Successful community engagement is more than just hanging an “All Are Welcome” sign on the door. And it doesn’t start until public science practitioners set aside our own agendas and listen.
In 2020 we launched a series of five community listening sessions facilitated by Daniel Aguirre, community organizer, Science Festival Accelerator Advisory Board Chair, and STEM consultant with TIES (Teaching Institute for Excellence in STEM).
These sessions evolved out of challenges and frustrations that arose among our Science Festival Accelerator cohort in early 2019. Participating festivals articulated a sincere commitment to increasing diversity and community engagement, but they were making meager progress toward these goals. When the COVID-19 pandemic prompted many organizations, including Accelerator participants, to shift their programming online, it widened a digital divide that is already a significant barrier to inclusion.
During the sessions, community members including social-emotional learning practitioners, teachers, parents, and students set the agendas, with Daniel facilitating the conversation and public science practitioners participating in “listen-only” mode.
The sessions were powerful and insightful, drawing 80–100 listeners from the public science community for each conversation. Much more important, however, is that these conversations model what active community engagement looks like, so that we can stop paying lip service to it, start fully practicing it, and recognize it as the bedrock of public science.
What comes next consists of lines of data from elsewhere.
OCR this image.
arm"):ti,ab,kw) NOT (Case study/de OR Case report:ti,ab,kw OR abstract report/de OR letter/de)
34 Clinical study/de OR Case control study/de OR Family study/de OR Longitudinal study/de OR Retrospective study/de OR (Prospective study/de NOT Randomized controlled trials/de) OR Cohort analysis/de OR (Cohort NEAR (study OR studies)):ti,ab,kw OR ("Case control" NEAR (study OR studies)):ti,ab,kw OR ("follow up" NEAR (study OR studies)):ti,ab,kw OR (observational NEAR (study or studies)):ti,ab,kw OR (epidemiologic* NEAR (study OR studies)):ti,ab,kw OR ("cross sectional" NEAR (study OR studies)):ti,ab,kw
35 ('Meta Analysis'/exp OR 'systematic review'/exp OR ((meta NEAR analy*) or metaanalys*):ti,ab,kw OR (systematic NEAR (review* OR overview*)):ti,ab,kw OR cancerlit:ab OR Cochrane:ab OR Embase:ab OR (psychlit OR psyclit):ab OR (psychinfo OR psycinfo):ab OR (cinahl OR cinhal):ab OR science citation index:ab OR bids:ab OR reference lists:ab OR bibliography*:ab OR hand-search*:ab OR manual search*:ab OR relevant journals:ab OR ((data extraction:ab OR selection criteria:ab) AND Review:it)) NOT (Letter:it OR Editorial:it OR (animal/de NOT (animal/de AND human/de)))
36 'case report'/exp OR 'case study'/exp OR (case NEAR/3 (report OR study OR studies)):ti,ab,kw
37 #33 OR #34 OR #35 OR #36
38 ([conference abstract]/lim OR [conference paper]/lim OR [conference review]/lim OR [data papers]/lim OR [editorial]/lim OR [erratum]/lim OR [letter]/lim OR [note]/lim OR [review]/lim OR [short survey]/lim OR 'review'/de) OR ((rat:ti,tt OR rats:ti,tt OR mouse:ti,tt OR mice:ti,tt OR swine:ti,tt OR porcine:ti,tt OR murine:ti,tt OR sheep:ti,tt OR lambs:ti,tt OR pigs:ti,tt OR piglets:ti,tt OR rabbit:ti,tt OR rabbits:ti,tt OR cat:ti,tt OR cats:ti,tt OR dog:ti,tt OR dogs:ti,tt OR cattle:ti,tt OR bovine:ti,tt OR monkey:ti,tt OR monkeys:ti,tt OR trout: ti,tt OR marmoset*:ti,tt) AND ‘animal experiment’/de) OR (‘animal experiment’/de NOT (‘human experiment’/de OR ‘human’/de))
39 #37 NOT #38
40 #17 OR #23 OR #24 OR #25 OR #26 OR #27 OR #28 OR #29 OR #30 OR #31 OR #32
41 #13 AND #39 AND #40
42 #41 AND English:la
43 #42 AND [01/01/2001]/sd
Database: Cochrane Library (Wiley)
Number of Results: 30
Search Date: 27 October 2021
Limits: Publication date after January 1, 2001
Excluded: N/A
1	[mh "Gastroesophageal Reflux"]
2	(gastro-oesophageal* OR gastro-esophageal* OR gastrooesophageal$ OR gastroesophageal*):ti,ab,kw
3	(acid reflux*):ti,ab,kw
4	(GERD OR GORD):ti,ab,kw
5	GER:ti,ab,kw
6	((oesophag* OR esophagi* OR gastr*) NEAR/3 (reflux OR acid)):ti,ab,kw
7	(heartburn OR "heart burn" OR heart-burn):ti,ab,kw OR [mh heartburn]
Our 2020 Voices listening sessions often began with the question “What should we be talking about today?” Although the theme of our inaugural session was about adjusting and reacting to the digital divide made wider by COVID-19, the conversation took place in the days immediately following George Floyd’s murder and the tone and topics shifted accordingly. It was clear that our next series of listening sessions needed to address the social and systemic pandemic of racism.
Many public science practitioners are familiar with the principles of co-production, mutually informing, and community-first programming. But after that inspiring conference session or hands-on workshop, many of us revert to business as usual. The frustrating reality is that authentic community engagement is rarely a job requirement.
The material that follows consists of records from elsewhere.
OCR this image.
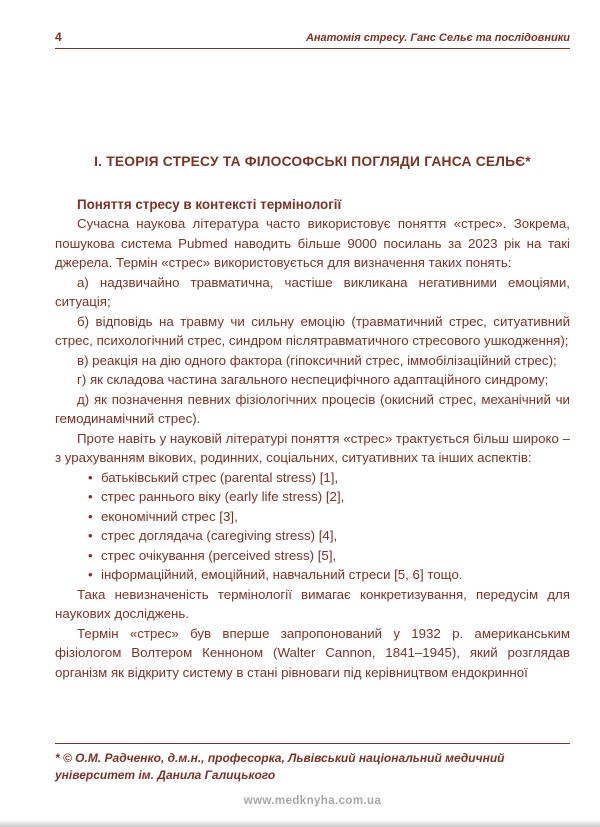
4	Анатомія стресу. Ганс Сельє та послідовники
І. ТЕОРІЯ СТРЕСУ ТА ФІЛОСОФСЬКІ ПОГЛЯДИ ГАНСА СЕЛЬЄ*
Поняття стресу в контексті термінології

Сучасна наукова література часто використовує поняття «стрес». Зокрема, пошукова система Pubmed наводить більше 9000 посилань за 2023 рік на такі джерела. Термін «стрес» використовується для визначення таких понять:

а) надзвичайно травматична, частіше викликана негативними емоціями, ситуація;

б) відповідь на травму чи сильну емоцію (травматичний стрес, ситуативний стрес, психологічний стрес, синдром післятравматичного стресового ушкодження);

в) реакція на дію одного фактора (гіпоксичний стрес, іммобілізаційний стрес);

г) як складова частина загального неспецифічного адаптаційного синдрому;

д) як позначення певних фізіологічних процесів (окисний стрес, механічний чи гемодинамічний стрес).

Проте навіть у науковій літературі поняття «стрес» трактується більш широко – з урахуванням вікових, родинних, соціальних, ситуативних та інших аспектів:

• батьківський стрес (parental stress) [1],
• стрес раннього віку (early life stress) [2],
• економічний стрес [3],
• стрес доглядача (caregiving stress) [4],
• стрес очікування (perceived stress) [5],
• інформаційний, емоційний, навчальний стреси [5, 6] тощо.

Така невизначеність термінології вимагає конкретизування, передусім для наукових досліджень.

Термін «стрес» був вперше запропонований у 1932 р. американським фізіологом Волтером Кенноном (Walter Cannon, 1841–1945), який розглядав організм як відкриту систему в стані рівноваги під керівництвом ендокринної

* © О.М. Радченко, д.м.н., професорка, Львівський національний медичний університет ім. Данила Галицького

www.medknyha.com.ua
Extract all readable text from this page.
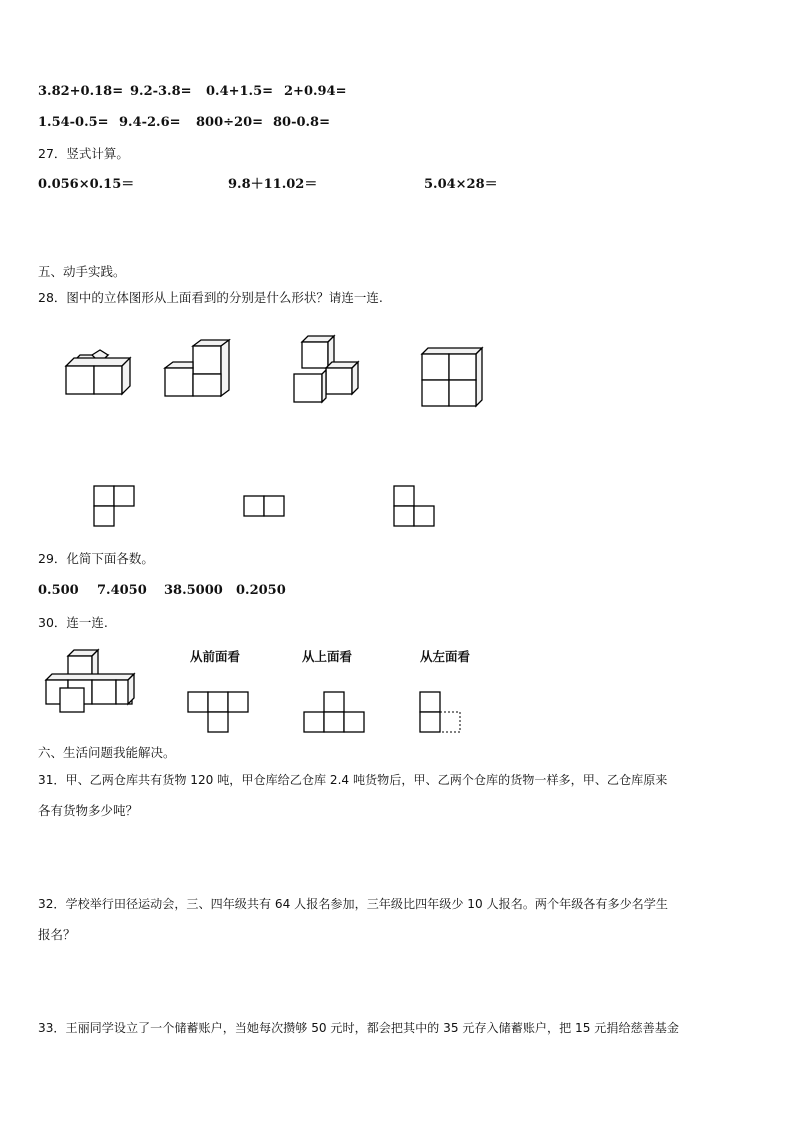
3.82+0.18= 9.2-3.8= 0.4+1.5= 2+0.94=
1.54-0.5= 9.4-2.6= 800÷20= 80-0.8=
27．竖式计算。
0.056×0.15＝	9.8＋11.02＝	5.04×28＝
五、动手实践。
28．图中的立体图形从上面看到的分别是什么形状？请连一连.
29．化简下面各数。
0.500 7.4050 38.5000 0.2050
30．连一连.
从前面看	从上面看	从左面看
六、生活问题我能解决。
31．甲、乙两仓库共有货物 120 吨，甲仓库给乙仓库 2.4 吨货物后，甲、乙两个仓库的货物一样多，甲、乙仓库原来
各有货物多少吨？
32．学校举行田径运动会，三、四年级共有 64 人报名参加，三年级比四年级少 10 人报名。两个年级各有多少名学生
报名？
33．王丽同学设立了一个储蓄账户，当她每次攒够 50 元时，都会把其中的 35 元存入储蓄账户，把 15 元捐给慈善基金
This series of four public conversations and one private conversation with a trusted listening partner challenged participants to work through their discomfort and develop a practice of active listening. Though specifically focused on issues of systemic racism in the country and in public science, these listening sessions and guided conversations are easy for any motivated organization to replicate as it works to develop, maintain, and strengthen connections within and across communities.